Sean tucks another one into bed:
So you have no criticism for this movie whatsoever? It was perfect? Well, like I said, how tolerant you are of Anderson's fetishes goes a long way to how much you'll enjoy the movie. But also, it will be the deciding factor into how willing you'll be as a viewer to dig underneath the artifice to find the soul in Anderson's movies. While one person might find comfort in Anderson's continual use of the same techniques, the same themes, the same actors to deliver basically the same character, other people might find these things as limitations. I'm not saying I necessarily do, but I can understand that train of thought. I mean, people our age have been dressing up like Anderson characters for Halloween ever since Tenenbaums -- I think this is the type of stuff that causes a popular culture backlash.
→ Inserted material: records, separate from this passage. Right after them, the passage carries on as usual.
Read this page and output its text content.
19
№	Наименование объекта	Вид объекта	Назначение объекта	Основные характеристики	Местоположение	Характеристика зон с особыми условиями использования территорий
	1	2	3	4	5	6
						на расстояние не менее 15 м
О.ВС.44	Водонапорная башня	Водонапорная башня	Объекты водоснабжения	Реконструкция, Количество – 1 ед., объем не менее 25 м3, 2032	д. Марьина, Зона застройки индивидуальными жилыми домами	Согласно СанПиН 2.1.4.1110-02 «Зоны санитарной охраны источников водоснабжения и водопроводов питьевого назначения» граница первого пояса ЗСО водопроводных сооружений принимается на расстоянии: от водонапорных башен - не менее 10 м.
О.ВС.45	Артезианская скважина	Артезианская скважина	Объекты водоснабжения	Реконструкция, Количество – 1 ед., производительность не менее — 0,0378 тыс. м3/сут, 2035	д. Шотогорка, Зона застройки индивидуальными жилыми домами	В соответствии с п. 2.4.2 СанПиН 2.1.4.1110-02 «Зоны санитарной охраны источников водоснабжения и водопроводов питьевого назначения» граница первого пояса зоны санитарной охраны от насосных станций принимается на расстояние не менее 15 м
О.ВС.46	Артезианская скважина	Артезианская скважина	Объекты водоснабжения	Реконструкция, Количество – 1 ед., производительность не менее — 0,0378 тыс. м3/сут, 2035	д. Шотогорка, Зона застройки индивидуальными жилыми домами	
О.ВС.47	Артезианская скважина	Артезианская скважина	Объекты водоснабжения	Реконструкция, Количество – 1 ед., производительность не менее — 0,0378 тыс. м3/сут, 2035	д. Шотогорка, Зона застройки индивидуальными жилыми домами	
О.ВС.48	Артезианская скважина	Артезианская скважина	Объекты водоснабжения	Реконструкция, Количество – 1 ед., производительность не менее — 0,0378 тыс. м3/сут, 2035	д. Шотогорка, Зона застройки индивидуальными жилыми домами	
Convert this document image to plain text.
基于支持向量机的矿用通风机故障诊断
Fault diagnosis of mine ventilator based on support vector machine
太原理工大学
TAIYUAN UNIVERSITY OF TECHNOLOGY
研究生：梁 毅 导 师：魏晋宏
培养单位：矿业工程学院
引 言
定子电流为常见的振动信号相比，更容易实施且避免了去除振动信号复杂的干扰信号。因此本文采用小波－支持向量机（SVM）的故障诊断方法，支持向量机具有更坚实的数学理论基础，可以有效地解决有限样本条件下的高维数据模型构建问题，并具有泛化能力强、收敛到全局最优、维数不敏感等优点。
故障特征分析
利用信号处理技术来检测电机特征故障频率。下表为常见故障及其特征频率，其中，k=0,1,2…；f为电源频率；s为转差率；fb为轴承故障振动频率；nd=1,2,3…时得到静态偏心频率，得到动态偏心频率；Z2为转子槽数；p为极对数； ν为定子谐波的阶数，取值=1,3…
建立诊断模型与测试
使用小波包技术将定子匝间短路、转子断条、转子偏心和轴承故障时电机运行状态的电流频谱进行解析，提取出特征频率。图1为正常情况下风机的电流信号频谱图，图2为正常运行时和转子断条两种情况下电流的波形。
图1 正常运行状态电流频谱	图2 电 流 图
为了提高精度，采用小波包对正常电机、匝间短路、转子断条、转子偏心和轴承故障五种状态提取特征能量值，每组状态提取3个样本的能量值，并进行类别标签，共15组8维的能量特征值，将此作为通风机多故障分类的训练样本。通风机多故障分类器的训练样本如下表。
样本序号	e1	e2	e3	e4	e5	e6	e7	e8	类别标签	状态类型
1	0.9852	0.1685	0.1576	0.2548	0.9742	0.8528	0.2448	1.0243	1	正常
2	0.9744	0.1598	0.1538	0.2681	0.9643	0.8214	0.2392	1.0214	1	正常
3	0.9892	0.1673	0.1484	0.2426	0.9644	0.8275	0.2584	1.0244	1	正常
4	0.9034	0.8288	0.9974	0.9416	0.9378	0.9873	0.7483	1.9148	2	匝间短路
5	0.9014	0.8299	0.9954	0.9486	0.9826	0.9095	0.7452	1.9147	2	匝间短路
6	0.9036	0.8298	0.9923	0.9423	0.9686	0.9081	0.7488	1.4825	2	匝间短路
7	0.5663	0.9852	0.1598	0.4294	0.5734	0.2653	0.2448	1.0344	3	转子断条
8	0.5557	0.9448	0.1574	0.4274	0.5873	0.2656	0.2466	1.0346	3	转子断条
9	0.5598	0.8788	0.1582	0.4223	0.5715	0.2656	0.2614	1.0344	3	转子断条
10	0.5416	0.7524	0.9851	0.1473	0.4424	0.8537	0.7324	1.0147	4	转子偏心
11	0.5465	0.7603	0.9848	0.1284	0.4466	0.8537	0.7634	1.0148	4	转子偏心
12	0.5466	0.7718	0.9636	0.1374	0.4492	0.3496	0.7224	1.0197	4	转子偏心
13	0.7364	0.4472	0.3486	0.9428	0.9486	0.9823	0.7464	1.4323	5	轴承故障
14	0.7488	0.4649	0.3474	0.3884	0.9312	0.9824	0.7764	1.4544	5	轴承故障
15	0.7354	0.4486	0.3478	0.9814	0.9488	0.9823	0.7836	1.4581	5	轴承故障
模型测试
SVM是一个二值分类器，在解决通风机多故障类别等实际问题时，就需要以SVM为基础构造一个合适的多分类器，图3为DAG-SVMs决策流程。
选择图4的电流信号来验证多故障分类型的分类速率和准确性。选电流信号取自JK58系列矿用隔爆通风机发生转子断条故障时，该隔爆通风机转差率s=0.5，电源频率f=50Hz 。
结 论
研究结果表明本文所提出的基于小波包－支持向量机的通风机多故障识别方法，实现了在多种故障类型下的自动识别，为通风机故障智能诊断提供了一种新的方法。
It can all get a little to precious and cutesy for the hardened cynics of our generation.
I must say though, I'm hardly ever more aware that I'm watching a movie than in Anderson-land. To me, this is not a bad thing. I enjoy scenes like the tracking shot through the different compartments of the train with all the characters together. I don't think Anderson has much use for realism -- Children of Men, a science fiction film, felt much more grounded in reality than Darjeeling. But anyway, I don't really find much use in comparing Children of Men to Darjeeling, (Is it just because both directors use elaborate tracking shots?) Most people who like Anderson (count me in) enjoy his movies because they exist in another world and because he has a unique, off-beat voice. I don't think anyone is out there trying to change his voice when we say we wouldn't mind seeing a movie that at least plays with some different themes. Or even if he wants to use the same themes, how about changing up the dynamic?
I'll keep watching his movies and most likely enjoying them all like I did with Darjeeling and the movies that preceded; but I think some people, perhaps wrongly, thought he might have grander ambitions. You're right -- who are we to say? We shouldn't judge him if he wants to stick with stories about estranged relatives. Like you said, his ability to quickly create meaningful relationships between his characters is clearly one of his best assets and is perfectly suited for this type of thing. When Angelica Houston says something to the effect of, let's not talk and just express ourselves in silence, well that could be the Anderson mantra since he does such things so well. But you know what, it would be great to see these skills he has perfected in a way we haven't already seen 5 times. I don't think it's wrong to want a director you admire to do something besides a satisfying retread of the same material he's more than proven he can handle many times over -- no matter how satisfying it may be.